Musicgen Negative Prompting
Musicgen Negative Prompting is an AI tool hosted on Hugging Face Spaces, designed to enhance music generation through the use of negative prompts. This functionality allows users to define elements or characteristics they wish to exclude from the generated music, offering a refined level of control over the creative process. By specifying what the music should *not* sound like, users can more effectively steer the AI towards desired outcomes, making it a valuable resource for refining musical ideas and exploring new creative boundaries. The tool is currently experiencing a runtime error, preventing its full functionality.
ml5-library
ml5-library is an open-source JavaScript library designed to make machine learning accessible to a broad audience, including artists, creative coders, and students. It provides pre-built functions and models for various machine learning tasks, allowing developers to integrate capabilities like image recognition, pose estimation, and sound analysis directly into web applications. The library is built on top of TensorFlow.js and emphasizes ethical computing, with documentation addressing data bias and responsible usage. ml5.js is heavily inspired by Processing and p5.js, fostering a friendly and welcoming environment for contributors and users alike. It offers code examples, tutorials, and sample datasets to aid in learning and implementation.
eyeballer
Eyeballer is a convolutional neural network designed by Bishop Fox for analyzing penetration testing screenshots. It helps security professionals identify "interesting" targets from a vast collection of web-based hosts, particularly useful in large-scope network penetration tests. Users can employ their favorite screenshotting tools like EyeWitness or GoWitness, then process the outputs through Eyeballer to categorize them. The tool labels screenshots into categories such as "Old-Looking Sites" (indicating potential vulnerabilities), "Login Pages" (suggesting further functionality and credential enumeration opportunities), "Webapp" (signifying a larger attack surface), "Custom 404's" (to filter out uninteresting pages), and "Parked Domains" (to remove invalid attack surfaces from scope). Eyeballer provides results in both human-readable HTML and machine-readable CSV formats, offering performance metrics like Overall Binary Accuracy and All-or-Nothing Accuracy.

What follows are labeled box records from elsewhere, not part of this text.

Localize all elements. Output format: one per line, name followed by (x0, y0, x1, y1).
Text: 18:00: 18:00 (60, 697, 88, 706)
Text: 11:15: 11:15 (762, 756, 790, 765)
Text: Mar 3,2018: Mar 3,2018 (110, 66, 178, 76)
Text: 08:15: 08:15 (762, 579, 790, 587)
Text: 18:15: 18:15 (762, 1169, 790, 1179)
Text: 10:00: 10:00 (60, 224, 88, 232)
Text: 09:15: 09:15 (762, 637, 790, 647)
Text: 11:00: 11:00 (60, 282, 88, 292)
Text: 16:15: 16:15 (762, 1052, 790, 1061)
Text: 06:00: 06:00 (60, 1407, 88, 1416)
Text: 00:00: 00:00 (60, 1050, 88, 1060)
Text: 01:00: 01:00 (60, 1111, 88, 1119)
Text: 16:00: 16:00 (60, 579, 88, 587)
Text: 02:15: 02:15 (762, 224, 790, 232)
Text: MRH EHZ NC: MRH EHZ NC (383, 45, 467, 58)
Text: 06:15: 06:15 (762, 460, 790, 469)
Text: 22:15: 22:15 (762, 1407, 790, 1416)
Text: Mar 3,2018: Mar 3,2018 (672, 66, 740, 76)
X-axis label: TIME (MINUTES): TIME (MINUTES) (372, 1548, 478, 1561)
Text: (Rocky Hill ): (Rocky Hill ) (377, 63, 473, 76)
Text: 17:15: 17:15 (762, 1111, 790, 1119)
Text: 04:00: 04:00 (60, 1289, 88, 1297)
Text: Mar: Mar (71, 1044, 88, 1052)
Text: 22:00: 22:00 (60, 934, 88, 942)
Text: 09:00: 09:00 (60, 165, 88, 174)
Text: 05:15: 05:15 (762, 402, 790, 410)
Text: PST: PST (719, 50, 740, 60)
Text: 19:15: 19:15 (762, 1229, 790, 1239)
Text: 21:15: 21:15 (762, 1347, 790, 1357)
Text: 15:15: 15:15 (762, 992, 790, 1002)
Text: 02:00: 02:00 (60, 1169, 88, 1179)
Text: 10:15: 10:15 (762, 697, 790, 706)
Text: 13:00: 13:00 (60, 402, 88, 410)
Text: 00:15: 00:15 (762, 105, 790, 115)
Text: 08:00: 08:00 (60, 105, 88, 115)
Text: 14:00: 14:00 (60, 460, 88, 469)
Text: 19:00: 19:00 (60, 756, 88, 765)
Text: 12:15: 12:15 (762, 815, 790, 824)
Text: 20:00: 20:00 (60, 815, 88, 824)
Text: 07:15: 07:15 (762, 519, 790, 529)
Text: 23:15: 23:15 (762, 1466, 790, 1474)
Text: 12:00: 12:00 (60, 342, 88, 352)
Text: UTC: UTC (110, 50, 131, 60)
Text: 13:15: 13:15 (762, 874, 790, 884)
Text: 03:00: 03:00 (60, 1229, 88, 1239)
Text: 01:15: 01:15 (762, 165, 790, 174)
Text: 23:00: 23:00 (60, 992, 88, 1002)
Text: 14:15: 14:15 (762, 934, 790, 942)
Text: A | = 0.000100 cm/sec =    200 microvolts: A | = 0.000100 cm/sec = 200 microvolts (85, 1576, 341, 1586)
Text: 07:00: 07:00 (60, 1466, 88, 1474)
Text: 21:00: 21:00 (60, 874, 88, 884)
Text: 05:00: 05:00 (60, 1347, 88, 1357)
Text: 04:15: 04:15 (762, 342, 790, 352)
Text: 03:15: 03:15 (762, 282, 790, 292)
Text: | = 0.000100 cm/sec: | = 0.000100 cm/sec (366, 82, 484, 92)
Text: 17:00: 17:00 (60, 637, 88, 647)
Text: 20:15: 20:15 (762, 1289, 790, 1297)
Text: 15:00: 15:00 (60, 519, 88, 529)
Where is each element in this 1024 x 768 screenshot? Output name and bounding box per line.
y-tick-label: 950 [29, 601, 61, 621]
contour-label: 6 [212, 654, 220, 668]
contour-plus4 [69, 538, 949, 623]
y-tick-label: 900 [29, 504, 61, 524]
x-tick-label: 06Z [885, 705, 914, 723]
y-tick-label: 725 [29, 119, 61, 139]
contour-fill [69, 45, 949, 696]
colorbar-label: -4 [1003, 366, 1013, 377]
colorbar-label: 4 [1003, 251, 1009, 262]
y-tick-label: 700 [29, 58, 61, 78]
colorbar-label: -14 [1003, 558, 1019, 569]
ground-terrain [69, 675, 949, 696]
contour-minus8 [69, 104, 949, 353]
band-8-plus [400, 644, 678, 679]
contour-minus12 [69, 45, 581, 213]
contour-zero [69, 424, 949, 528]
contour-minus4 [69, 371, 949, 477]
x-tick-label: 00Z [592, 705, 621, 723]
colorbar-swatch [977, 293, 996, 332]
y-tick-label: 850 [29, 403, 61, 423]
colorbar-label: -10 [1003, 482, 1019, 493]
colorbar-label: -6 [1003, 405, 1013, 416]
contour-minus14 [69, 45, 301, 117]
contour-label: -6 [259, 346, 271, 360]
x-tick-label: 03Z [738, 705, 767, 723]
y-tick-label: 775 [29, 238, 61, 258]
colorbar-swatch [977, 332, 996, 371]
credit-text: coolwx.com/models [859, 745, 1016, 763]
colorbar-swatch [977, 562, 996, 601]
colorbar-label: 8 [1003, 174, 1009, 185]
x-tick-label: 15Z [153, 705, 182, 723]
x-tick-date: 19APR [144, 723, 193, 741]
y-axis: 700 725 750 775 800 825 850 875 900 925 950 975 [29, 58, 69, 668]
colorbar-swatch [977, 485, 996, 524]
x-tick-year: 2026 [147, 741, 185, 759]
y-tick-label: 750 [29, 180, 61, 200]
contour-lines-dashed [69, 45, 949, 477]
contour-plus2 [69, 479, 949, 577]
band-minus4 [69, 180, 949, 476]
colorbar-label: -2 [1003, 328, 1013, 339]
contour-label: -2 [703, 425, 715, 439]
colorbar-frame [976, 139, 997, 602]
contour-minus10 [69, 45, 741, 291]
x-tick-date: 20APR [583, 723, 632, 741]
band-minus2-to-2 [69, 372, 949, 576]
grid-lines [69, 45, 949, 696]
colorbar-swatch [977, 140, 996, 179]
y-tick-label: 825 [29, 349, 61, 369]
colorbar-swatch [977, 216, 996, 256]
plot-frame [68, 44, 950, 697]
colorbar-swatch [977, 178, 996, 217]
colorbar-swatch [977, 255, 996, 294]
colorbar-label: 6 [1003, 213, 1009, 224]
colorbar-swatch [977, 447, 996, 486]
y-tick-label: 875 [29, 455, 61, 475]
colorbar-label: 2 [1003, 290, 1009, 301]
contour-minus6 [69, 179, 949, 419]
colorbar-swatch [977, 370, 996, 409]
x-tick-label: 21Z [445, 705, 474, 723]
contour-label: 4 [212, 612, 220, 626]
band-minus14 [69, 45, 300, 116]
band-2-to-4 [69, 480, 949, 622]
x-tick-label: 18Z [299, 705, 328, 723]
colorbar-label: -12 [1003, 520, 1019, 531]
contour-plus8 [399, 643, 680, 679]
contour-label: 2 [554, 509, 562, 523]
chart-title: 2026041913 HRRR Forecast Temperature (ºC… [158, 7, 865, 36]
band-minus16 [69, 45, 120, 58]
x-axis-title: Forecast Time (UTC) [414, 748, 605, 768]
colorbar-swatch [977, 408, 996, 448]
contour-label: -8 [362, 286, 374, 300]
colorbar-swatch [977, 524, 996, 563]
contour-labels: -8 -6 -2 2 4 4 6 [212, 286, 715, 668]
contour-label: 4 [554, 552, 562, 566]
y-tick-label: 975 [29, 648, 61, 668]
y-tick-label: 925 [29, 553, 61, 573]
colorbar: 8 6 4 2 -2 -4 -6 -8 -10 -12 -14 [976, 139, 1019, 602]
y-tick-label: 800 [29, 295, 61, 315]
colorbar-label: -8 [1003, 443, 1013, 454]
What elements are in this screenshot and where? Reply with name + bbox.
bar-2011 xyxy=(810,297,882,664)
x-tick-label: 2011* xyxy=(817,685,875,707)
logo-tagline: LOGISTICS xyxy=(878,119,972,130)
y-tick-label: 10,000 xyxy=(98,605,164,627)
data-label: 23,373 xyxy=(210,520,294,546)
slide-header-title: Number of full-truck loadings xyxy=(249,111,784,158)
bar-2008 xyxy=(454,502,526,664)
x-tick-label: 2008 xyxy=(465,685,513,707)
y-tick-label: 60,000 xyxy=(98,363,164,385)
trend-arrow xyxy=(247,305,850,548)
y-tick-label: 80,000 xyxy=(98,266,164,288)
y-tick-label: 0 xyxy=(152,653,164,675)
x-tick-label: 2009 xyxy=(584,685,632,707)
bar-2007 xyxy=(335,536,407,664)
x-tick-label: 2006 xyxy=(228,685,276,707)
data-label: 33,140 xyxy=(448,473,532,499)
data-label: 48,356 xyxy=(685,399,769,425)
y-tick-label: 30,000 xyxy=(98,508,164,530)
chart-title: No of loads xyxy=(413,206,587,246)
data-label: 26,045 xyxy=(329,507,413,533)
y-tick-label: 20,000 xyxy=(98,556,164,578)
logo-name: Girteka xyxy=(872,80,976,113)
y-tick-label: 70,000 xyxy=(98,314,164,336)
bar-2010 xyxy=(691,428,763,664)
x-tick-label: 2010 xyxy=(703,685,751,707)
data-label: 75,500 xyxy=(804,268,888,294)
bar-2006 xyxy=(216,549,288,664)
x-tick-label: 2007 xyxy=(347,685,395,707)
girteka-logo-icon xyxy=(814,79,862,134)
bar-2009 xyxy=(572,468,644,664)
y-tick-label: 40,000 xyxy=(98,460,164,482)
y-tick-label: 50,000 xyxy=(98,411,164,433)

Graph-Adversarial-Learning
Graph-Adversarial-Learning is a comprehensive, curated collection of resources dedicated to adversarial attacks and defenses on graph data. This GitHub repository serves as a valuable hub for researchers and developers interested in understanding and mitigating vulnerabilities in graph-based machine learning models. It categorizes papers by year, venue, and includes those with associated code, spanning from 2017 to 2023. The collection covers various aspects such as attack techniques, defense strategies, robustness certification, and stability. It also provides a quick look at recently updated papers, making it an essential reference for staying current in the field of graph adversarial learning.
Notebooks On The Hub
Notebooks On The Hub is an AI application hosted on Hugging Face, designed to provide users with a platform for accessing and exploring AI notebooks. It enables users to create and customize static web pages by directly editing HTML files within the platform. This functionality is accessible through the Files and versions tab, allowing for immediate viewing of changes on the web page. The tool is part of the Hugging Face Spaces ecosystem, indicating its focus on community and collaborative development within the AI domain. It is particularly useful for individuals looking to experiment with or share AI-related code and demonstrations in an easily accessible web environment.